1Research Institute of Fish Culture and Hydrobiology, South Bohemian Research Center of Aquaculture and Biodiversity of Hydrocenoses, Faculty of Fisheries and Protection of Waters, University of South Bohemia in České Budějovice, Zátiší 728/II, 389 25 Vodňany, Czech Republic
2Department of Phototrophic Microorganisms, AlgaTech, Institute of Microbiology, Academy of Sciences, Opatovický mlýn, 379 81 Třeboň, Czech Republic

Received 25 November 2013; Accepted 23 January 2014; Published 26 February 2014

Academic Editor: Zdenka Svobodova

Copyright © 2014 Antonín Kouba et al. This is an open access article distributed under the Creative Commons Attribution License, which permits unrestricted use, distribution, and reproduction in any medium, provided the original work is properly cited.
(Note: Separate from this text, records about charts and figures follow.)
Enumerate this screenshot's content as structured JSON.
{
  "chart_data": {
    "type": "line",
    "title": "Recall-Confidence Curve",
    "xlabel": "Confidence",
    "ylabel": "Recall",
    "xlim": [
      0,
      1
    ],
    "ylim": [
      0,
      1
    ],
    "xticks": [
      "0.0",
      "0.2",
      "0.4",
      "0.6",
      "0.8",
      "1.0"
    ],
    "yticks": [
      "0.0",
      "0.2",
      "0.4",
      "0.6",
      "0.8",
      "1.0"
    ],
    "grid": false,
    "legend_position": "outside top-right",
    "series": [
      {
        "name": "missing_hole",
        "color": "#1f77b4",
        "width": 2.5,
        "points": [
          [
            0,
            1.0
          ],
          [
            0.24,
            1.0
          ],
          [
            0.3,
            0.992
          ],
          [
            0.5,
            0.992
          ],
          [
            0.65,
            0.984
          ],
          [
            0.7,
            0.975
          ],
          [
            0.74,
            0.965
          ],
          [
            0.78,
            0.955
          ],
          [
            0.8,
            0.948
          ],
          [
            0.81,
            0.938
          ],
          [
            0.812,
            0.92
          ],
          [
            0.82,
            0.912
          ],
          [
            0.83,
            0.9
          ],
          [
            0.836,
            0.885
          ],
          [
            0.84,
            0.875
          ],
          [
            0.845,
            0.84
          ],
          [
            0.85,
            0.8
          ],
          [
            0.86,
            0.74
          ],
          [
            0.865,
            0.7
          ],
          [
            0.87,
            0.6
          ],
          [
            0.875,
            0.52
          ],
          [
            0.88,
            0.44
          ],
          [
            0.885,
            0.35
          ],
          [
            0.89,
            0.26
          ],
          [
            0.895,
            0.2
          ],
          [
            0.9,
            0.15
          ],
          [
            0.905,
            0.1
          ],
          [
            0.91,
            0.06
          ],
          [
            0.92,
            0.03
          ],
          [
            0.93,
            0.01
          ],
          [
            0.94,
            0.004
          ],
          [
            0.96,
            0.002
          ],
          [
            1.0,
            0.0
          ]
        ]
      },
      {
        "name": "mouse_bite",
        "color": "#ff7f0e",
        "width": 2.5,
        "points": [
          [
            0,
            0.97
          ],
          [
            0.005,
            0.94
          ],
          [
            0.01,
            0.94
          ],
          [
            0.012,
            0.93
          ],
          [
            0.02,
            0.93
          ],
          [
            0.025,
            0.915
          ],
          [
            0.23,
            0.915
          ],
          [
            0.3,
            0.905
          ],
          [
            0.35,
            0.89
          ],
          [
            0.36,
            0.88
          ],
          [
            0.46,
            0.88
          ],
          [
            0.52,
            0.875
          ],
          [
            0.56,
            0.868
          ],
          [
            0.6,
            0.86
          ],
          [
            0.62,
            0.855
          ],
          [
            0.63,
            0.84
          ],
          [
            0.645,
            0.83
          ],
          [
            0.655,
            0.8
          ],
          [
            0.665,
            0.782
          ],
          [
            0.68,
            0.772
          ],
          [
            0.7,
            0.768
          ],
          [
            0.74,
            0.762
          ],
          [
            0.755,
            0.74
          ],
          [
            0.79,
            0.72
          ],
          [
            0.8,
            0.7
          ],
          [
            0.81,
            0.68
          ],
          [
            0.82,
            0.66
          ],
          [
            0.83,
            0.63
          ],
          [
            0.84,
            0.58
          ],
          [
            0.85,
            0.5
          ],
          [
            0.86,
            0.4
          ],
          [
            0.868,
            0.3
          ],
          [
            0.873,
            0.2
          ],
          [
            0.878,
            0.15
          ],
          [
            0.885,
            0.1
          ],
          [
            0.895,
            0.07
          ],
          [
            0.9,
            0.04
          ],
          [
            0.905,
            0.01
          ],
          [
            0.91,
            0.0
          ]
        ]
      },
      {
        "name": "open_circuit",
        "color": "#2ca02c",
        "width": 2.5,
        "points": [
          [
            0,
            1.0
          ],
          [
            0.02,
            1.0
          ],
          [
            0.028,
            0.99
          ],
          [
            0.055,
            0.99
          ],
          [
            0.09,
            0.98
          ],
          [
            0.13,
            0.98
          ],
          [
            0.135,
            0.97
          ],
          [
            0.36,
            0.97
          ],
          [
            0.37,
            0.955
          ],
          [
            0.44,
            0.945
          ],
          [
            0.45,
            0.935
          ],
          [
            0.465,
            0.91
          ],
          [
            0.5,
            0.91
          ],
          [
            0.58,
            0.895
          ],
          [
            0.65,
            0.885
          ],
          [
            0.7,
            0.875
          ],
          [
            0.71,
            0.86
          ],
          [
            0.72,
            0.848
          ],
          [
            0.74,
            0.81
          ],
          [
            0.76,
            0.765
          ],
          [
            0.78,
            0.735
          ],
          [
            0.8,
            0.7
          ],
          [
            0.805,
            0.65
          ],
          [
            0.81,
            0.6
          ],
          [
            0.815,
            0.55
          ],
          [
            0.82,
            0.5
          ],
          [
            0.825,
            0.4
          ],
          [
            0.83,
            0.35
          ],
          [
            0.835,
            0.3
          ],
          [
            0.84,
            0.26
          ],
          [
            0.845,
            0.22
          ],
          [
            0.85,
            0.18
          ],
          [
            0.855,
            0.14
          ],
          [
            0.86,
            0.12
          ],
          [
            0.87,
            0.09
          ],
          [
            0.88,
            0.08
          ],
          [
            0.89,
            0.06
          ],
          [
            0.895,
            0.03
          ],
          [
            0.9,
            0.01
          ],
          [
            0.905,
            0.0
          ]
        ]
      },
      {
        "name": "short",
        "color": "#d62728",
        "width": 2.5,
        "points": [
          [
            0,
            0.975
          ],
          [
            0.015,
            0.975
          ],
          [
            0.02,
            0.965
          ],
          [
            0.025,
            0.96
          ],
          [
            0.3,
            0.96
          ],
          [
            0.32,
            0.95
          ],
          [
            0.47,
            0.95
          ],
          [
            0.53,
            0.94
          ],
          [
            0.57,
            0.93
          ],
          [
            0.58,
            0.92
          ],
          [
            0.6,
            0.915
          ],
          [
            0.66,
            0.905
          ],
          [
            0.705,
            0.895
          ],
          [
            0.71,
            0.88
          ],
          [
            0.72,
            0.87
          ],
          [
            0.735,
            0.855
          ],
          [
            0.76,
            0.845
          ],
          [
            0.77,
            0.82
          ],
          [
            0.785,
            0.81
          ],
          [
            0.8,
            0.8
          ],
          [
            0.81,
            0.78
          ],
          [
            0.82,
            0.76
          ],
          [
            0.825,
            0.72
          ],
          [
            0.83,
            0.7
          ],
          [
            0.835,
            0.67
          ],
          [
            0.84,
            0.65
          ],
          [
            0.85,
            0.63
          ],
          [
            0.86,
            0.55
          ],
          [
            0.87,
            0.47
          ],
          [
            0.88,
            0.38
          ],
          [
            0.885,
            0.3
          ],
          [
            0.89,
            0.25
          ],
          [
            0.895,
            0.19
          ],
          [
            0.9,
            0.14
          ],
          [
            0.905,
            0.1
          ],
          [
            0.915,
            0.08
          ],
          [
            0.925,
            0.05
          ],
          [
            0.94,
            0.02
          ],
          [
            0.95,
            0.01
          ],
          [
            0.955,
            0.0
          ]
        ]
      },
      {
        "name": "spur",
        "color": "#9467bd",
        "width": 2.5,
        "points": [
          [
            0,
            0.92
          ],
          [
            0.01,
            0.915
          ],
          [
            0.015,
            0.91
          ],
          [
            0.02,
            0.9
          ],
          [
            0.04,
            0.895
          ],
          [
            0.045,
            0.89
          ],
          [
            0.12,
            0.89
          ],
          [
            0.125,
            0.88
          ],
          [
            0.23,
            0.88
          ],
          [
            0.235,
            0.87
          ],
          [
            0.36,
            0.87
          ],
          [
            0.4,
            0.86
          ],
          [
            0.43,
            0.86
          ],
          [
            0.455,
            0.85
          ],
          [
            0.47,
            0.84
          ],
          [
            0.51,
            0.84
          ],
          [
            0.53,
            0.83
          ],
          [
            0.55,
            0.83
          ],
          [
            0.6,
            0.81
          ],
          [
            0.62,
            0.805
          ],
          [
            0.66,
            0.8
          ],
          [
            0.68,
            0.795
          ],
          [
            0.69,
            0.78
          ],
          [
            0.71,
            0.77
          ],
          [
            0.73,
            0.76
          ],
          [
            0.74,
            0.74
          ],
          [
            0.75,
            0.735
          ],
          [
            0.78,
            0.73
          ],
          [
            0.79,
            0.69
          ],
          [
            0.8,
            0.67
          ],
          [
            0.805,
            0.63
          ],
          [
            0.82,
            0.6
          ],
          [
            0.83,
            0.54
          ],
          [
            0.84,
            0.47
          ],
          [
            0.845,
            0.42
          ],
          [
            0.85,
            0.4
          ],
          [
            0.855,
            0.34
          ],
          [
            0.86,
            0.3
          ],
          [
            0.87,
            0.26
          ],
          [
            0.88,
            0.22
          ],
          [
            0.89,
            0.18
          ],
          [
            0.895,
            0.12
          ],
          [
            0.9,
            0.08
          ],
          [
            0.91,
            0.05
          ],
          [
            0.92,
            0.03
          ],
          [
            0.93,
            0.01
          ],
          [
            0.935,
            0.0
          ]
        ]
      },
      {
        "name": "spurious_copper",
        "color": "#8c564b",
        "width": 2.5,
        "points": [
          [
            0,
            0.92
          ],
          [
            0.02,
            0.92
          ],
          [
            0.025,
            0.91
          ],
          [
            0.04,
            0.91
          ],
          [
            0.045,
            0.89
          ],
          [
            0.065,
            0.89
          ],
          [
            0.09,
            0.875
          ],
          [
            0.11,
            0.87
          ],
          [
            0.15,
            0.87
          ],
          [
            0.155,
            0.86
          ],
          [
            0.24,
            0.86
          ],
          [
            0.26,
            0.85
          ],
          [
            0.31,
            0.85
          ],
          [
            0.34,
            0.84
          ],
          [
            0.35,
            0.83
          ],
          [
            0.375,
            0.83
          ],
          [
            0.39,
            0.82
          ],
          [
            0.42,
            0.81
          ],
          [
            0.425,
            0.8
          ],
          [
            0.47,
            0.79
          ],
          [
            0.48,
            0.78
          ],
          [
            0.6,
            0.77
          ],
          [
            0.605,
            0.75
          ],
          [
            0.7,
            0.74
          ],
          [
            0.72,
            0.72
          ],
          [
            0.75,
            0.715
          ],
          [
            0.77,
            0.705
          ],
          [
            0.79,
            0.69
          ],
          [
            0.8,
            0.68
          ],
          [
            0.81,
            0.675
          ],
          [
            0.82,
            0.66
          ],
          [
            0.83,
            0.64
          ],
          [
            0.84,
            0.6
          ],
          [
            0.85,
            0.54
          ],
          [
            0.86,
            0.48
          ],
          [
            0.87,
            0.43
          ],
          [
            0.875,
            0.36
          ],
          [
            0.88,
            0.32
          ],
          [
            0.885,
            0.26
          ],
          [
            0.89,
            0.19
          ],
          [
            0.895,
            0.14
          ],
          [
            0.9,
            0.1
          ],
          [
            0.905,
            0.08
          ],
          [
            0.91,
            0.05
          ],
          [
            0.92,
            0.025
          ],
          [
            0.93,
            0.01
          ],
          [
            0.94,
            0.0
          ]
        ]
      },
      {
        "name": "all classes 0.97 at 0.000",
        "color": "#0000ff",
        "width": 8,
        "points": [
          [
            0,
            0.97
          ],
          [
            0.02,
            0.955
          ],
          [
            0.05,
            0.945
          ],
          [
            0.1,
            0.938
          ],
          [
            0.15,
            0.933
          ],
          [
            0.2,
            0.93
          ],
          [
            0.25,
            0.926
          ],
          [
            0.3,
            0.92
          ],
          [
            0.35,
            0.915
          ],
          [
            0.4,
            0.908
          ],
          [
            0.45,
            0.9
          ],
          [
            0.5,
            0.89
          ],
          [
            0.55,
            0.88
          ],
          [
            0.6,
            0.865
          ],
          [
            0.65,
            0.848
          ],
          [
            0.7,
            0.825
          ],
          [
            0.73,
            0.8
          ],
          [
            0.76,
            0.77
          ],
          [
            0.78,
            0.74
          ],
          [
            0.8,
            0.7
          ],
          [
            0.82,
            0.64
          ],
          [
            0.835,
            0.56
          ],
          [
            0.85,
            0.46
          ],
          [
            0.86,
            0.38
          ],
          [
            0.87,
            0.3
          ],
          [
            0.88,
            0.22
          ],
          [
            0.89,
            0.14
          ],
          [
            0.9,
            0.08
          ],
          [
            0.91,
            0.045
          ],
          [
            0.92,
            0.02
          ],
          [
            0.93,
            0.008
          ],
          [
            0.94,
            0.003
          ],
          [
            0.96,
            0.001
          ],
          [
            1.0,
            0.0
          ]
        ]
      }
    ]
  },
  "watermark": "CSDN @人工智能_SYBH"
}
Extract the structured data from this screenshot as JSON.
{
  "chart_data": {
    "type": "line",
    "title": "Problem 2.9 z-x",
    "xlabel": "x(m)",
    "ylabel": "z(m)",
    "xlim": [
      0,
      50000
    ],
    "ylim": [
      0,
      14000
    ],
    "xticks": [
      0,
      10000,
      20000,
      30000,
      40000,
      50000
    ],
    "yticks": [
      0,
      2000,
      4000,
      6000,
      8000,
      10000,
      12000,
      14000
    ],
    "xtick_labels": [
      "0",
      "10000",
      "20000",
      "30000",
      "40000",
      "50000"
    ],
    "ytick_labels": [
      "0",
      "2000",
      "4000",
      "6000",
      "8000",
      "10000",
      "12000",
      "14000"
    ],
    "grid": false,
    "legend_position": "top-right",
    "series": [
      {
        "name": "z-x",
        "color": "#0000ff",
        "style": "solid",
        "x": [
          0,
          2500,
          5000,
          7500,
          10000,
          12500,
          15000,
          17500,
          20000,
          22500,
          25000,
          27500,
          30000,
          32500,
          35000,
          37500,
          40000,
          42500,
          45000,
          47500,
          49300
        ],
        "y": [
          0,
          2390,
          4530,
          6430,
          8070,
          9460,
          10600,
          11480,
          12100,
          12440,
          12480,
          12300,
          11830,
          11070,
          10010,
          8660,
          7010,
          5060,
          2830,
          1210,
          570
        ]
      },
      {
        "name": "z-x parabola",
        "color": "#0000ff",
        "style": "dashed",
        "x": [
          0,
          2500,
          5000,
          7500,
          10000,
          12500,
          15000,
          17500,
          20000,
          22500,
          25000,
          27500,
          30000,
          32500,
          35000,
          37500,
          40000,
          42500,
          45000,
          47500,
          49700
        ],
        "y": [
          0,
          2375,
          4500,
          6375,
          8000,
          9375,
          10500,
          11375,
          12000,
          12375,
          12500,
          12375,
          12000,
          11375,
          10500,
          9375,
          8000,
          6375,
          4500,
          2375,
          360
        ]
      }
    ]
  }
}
Yearling common barbel (Barbus barbus L.) were fed four purified casein-based diets for 6 weeks in outdoor cages. Besides control diet, these were supplemented with 0.3 mg kg−1 dw selenium (Se) from sodium selenite, or 0.3 and 1.0 mg kg−1 from Se-enriched microalgae biomass (Chlorella), a previously untested Se source for fish. Fish mortality, growth, Se accumulation in muscle and liver, and activity of selected enzymes in blood plasma, muscle, liver, and intestine were evaluated. There was no mortality, and no differences in fish growth, among groups. Se concentrations in muscle and liver, activity of alanine aminotransferase and creatine kinase in blood plasma, glutathione reductase (GR) in muscle, and GR and catalase in muscle and liver suggested that selenium from Se-enriched Chlorella is more readily accumulated and biologically active while being less toxic than sodium selenite.